Ancient Great Minds

Montana Smith

Active member
Rocket Surgeon said:
Wow! You mean someone else made up the phrase?

Trust those cheeky Cockneys!

This is a classic of Cockney rhyming slang. It has nothing directly to do with shoemakers but originates from cobbler's awls, which are the pointed hand-tools that cobblers use to pierce holes in leather. The rhyme is with balls, or testicles.
 
Rocket Surgeon said:
Plato quoted best: I do not think that I know what I do not know.
When I began to talk with him, [a politician] I could not help thinking that he was not really wise, although he was thought wise by many, and wiser still by himself; and I went and tried to explain to him that he thought himself wise, but was not really wise; and the consequence was that he hated me...

So I left him, saying to myself, as I went away: Well, although I do not suppose that either of us knows anything really beautiful and good, I am better off than he is - for he knows nothing, and thinks that he knows.

[Poets]are like diviners or soothsayers who also say many fine things, but do not understand the meaning of them...and I further observed that upon the strength of their poetry they believed themselves to be the wisest of men in other things in which they were not wise.

At last I went to the artisans, ...and I was sure that they knew many fine things; and in this I was not mistaken. But I observed that even the good artisans fell into the same error as the poets; because they were good workmen they thought that they also knew all sorts of high matters, and this defect in them overshadowed their wisdom
 

Goodeknight

New member
Rocket Surgeon said:
When I began to talk with him, [a politician] I could not help thinking that he was not really wise, although he was thought wise by many, and wiser still by himself; and I went and tried to explain to him that he thought himself wise, but was not really wise; and the consequence was that he hated me...

So I left him, saying to myself, as I went away: Well, although I do not suppose that either of us knows anything really beautiful and good, I am better off than he is - for he knows nothing, and thinks that he knows.

[Poets]are like diviners or soothsayers who also say many fine things, but do not understand the meaning of them...and I further observed that upon the strength of their poetry they believed themselves to be the wisest of men in other things in which they were not wise.

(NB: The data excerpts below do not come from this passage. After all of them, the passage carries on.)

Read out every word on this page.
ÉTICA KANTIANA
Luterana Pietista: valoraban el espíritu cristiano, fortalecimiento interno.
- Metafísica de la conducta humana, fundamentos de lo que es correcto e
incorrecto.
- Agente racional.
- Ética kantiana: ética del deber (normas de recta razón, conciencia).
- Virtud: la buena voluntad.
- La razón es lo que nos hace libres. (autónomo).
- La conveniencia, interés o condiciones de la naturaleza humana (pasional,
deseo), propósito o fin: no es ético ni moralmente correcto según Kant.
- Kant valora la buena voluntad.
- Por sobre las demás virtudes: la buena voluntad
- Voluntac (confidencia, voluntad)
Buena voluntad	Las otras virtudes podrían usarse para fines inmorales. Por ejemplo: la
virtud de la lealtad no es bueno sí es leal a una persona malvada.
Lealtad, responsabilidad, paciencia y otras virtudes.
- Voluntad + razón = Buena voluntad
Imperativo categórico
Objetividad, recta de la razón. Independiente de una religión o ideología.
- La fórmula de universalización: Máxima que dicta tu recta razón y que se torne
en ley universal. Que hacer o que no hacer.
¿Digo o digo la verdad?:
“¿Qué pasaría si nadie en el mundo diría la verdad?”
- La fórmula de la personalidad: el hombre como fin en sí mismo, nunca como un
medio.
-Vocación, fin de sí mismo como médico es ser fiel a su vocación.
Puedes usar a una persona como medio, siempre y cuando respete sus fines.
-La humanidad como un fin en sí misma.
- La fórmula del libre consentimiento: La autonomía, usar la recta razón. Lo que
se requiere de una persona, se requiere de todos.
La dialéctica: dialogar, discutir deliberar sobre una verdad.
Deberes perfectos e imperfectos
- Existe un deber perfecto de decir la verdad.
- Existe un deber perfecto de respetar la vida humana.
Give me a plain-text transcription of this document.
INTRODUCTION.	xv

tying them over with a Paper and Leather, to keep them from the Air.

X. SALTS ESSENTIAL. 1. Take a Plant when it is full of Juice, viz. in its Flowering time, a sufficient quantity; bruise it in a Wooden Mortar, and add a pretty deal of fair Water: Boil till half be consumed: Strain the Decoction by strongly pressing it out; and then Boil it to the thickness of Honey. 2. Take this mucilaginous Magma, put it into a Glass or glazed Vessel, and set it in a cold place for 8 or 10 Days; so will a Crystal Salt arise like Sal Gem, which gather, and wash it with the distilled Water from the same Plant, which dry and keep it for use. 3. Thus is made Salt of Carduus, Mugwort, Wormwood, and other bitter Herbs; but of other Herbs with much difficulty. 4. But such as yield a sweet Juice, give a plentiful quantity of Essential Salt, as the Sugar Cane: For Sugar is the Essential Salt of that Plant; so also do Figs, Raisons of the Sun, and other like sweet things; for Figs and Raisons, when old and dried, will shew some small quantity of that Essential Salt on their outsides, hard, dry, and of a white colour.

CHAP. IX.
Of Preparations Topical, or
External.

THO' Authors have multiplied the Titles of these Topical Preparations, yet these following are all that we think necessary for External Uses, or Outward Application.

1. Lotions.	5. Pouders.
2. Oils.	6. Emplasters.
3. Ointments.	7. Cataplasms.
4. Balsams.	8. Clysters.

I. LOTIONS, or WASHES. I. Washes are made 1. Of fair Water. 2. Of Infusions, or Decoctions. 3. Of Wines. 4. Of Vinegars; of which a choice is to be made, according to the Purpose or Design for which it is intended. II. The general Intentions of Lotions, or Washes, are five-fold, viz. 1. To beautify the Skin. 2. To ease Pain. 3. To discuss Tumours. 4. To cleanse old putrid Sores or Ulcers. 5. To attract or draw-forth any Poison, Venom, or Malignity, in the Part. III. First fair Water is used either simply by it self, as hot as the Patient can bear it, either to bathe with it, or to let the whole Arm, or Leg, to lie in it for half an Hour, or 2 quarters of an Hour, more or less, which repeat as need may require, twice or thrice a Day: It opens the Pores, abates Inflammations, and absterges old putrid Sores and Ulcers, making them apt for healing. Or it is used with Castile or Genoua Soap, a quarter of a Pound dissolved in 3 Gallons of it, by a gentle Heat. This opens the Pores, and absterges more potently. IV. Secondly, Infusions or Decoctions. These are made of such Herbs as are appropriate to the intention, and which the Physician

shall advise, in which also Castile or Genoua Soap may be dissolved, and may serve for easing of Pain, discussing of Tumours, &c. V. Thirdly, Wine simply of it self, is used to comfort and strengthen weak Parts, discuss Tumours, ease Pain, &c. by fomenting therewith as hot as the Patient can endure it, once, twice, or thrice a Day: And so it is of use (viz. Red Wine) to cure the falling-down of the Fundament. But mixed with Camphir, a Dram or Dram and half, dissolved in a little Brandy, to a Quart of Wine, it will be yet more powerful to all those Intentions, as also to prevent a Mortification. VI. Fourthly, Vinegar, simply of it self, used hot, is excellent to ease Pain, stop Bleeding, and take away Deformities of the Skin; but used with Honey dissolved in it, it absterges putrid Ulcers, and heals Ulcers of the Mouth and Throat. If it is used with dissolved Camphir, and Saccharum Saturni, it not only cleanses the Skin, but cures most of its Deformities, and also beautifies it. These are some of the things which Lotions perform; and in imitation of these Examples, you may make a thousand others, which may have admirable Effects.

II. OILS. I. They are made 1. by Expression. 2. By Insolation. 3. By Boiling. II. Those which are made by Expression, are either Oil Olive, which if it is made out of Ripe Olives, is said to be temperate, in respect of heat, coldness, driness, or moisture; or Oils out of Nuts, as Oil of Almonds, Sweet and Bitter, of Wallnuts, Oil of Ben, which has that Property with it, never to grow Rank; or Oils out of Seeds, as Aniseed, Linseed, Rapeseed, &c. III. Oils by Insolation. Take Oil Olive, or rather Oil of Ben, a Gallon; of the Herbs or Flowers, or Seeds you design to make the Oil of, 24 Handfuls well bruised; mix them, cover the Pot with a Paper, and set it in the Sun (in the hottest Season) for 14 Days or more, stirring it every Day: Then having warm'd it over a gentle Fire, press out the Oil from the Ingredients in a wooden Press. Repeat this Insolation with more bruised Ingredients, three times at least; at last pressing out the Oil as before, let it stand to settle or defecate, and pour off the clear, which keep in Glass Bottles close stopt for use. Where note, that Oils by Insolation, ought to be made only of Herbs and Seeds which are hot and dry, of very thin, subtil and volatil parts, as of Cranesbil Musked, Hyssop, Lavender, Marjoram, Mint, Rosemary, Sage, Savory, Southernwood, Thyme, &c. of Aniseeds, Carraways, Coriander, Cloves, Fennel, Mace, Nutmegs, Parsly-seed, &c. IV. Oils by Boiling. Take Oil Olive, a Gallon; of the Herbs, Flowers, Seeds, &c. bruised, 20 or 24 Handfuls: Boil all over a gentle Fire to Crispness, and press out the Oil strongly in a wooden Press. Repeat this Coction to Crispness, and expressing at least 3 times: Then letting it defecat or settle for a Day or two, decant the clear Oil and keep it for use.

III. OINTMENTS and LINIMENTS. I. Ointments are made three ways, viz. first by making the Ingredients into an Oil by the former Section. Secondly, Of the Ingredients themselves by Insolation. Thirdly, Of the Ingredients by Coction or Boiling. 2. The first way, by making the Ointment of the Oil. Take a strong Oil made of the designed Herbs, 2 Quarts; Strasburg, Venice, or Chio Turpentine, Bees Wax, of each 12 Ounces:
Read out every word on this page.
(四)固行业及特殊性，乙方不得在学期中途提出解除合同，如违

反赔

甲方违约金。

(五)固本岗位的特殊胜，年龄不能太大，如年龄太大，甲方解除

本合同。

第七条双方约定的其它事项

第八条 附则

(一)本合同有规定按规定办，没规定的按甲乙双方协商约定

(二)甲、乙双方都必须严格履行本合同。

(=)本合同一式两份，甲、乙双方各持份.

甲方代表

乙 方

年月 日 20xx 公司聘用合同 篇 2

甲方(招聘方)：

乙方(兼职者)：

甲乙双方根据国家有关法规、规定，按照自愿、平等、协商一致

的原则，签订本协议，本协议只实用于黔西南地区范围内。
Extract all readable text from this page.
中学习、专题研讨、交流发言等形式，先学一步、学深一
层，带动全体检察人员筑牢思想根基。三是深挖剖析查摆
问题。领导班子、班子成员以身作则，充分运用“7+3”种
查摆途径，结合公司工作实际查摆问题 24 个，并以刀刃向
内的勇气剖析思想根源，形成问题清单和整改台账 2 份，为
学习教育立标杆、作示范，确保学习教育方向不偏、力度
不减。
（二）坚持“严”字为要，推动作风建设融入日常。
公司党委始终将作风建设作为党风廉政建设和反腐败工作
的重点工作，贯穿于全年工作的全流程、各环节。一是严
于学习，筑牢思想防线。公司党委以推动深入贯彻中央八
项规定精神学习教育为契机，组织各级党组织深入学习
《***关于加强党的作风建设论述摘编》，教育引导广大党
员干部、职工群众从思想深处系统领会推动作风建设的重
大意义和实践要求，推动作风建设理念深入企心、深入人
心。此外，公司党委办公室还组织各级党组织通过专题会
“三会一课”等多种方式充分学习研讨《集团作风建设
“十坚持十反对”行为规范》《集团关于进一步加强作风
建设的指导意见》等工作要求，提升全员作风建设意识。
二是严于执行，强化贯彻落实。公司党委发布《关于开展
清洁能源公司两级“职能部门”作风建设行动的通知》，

At last I went to the artisans, ...and I was sure that they knew many fine things; and in this I was not mistaken. But I observed that even the good artisans fell into the same error as the poets; because they were good workmen they thought that they also knew all sorts of high matters, and this defect in them overshadowed their wisdom
Wow, almost 2500 years and not much has changed, in politics or the arts and sciences. I've always found it interesting that it seems so easy to see the flaws and faults of others, while being practically oblivious to our own, which are probably obvious to others.
 
goodeknight said:
Wow, almost 2500 years and not much has changed, in politics or the arts and sciences.
Human nature hasn't changed much.

goodeknight said:
I've always found it interesting that it seems so easy to see the flaws and faults of others, while being practically oblivious to our own, which are probably obvious to others.

What I find more interesting, beyond finding fault, goes back to the concept that understanding or mastering one discipline somehow makes one knowledgeable in some other discipline.